Dengan demikian, Luthfi terus konsisten melakukan aksinya dalam menerapkan gaya hidup ramah lingkungan.
"Kita memang tidak bisa mengubah suatu keadaan. Mungkin dari perubahan-perubahan kecil kita ini memang tidak terasa semasa kita hidup. Tapi akan dirasakan oleh generasi penerus kita. Saya sakin ini tuh pasti akan berdampak," ungkap Luthfi.
Hal senada juga disampaikan oleh Co-Founder Green Lifestyle, Rifa Anis Fauziah. Menurut Rifa, tindakan sederhana dalam menerapkan green life style paling kecil bisa dilakukan dengan cara tidak konsumtif dalam hal apapun.
"Misalnya, kita bisa loh mulai dengan selalu menghabiskan makanan yang kita makan," ucap Rifa.
Selain menerapkan dalam kehidupan sehari-hari, dirinya juga kerap membagikan kampanye digital di media sosial.
Biasanya, Rifa akan membuat konten yang membahas tentang isu lingkungan namun dengan pembawaan yang ringan dan unik.
"Nah mungkin ini pembedanya dengan yang lain, kalau kita Green Lifestyle menguatkan konten-konten berdasarkan riset, tapi dicurahkan dengan bahasa yang populer, lebih enjoy dan ala Gen Z," ungkap mahasiswa UIN Walisongo Semarang itu.
Bagi Rifa, apapun upaya yang dilakukan anak-anak muda dalam menjaga kelestarian lingkungan harus selalu didukung dan diapresiasi. Sehingga, gerakan tersebut akan berkembang dan lebih berdampak untuk khalayak luas.
"Yuk lakuin apapun yang bisa kita lakuin sesuai kemampuan kita, sekecil apapun. Karena kita belum tahu sikap kita yang mana yang akan bisa berdampak besar. Yang terpenting tetap melakukan suatu perubahan kecil," tutur Rifa.

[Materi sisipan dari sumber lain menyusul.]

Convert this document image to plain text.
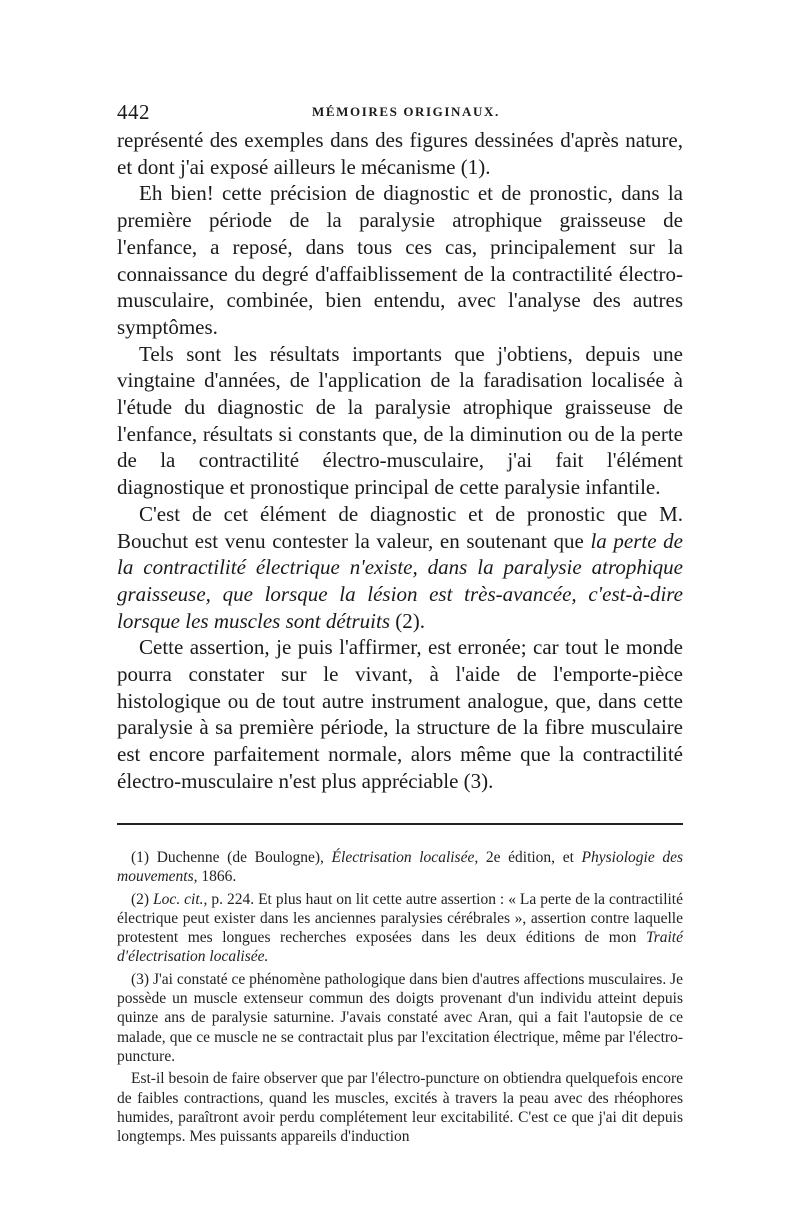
442	MÉMOIRES ORIGINAUX.

représenté des exemples dans des figures dessinées d'après nature, et dont j'ai exposé ailleurs le mécanisme (1).

Eh bien! cette précision de diagnostic et de pronostic, dans la première période de la paralysie atrophique graisseuse de l'enfance, a reposé, dans tous ces cas, principalement sur la connaissance du degré d'affaiblissement de la contractilité électro-musculaire, combinée, bien entendu, avec l'analyse des autres symptômes.

Tels sont les résultats importants que j'obtiens, depuis une vingtaine d'années, de l'application de la faradisation localisée à l'étude du diagnostic de la paralysie atrophique graisseuse de l'enfance, résultats si constants que, de la diminution ou de la perte de la contractilité électro-musculaire, j'ai fait l'élément diagnostique et pronostique principal de cette paralysie infantile.

C'est de cet élément de diagnostic et de pronostic que M. Bouchut est venu contester la valeur, en soutenant que la perte de la contractilité électrique n'existe, dans la paralysie atrophique graisseuse, que lorsque la lésion est très-avancée, c'est-à-dire lorsque les muscles sont détruits (2).

Cette assertion, je puis l'affirmer, est erronée; car tout le monde pourra constater sur le vivant, à l'aide de l'emporte-pièce histologique ou de tout autre instrument analogue, que, dans cette paralysie à sa première période, la structure de la fibre musculaire est encore parfaitement normale, alors même que la contractilité électro-musculaire n'est plus appréciable (3).

(1) Duchenne (de Boulogne), Électrisation localisée, 2e édition, et Physiologie des mouvements, 1866.

(2) Loc. cit., p. 224. Et plus haut on lit cette autre assertion : « La perte de la contractilité électrique peut exister dans les anciennes paralysies cérébrales », assertion contre laquelle protestent mes longues recherches exposées dans les deux éditions de mon Traité d'électrisation localisée.

(3) J'ai constaté ce phénomène pathologique dans bien d'autres affections musculaires. Je possède un muscle extenseur commun des doigts provenant d'un individu atteint depuis quinze ans de paralysie saturnine. J'avais constaté avec Aran, qui a fait l'autopsie de ce malade, que ce muscle ne se contractait plus par l'excitation électrique, même par l'électro-puncture.

Est-il besoin de faire observer que par l'électro-puncture on obtiendra quelquefois encore de faibles contractions, quand les muscles, excités à travers la peau avec des rhéophores humides, paraîtront avoir perdu complétement leur excitabilité. C'est ce que j'ai dit depuis longtemps. Mes puissants appareils d'induction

Sementara itu, Manajer Advokasi dan Kampanye Walhi Jateng, Iqbal Alma, mengatakan, kepedulian anak muda di Semarang terhadap isu lingkungan maupun krisis iklim sudah cukup bagus dan terus meningkat.
Hal tersebut bisa dilihat pada beragam komunitas, organisasi, gerakan, hingga aksi-aksi dalam mengkampanyekan kelestarian lingkungan.
"Kami memandang gerakan anak muda di Semarang sudah sangat aware dengan isu krisis iklim. Mereka sudah banyak melakukan gerakan seperti penanaman mangrove, climate strike, kampanye di CFD, bahkan diskusi-diskusi di segala ruang," tutur Iqbal.
Kendati demikian, Iqbal terus berharap agar gerakan-gerakan tersebut tidak berhenti dan selalu digalakkan.
Disamping itu, dirinya juga membagikan sejumlah tips kepada anak muda yang tidak tergabung dalam komunitas dalam mendukung gerakan pelestarian lingkungan.
Pertama, dengan menyisihkan waktu untuk merefleksikan perubahan apa yang terjadi pada lingkungan sekitar.
"Kita bisa mulai dengan cara membandingkan, apa aja sih yang berubah dalam kurun waktu tertentu," ucap Iqbal.
Kedua, yaitu dengan memantapkan diri dan sepakat bahwa generasi seterusnya akan terus terancam jika saat ini kita tidak melakukan aksi-aksi kecil dalam melestarikan lingkungan.
"Terakhir, mulai belajar tentang krisis iklim. Sampai akhirnya tiap orang bisa memantapkan tindakan-tindakannya sendiri. Hal-hal kecil itu bisa dilakukan, tergantung kapasitas dan kemampuan apa yg bisa kita lakukan," pungkas Iqbal.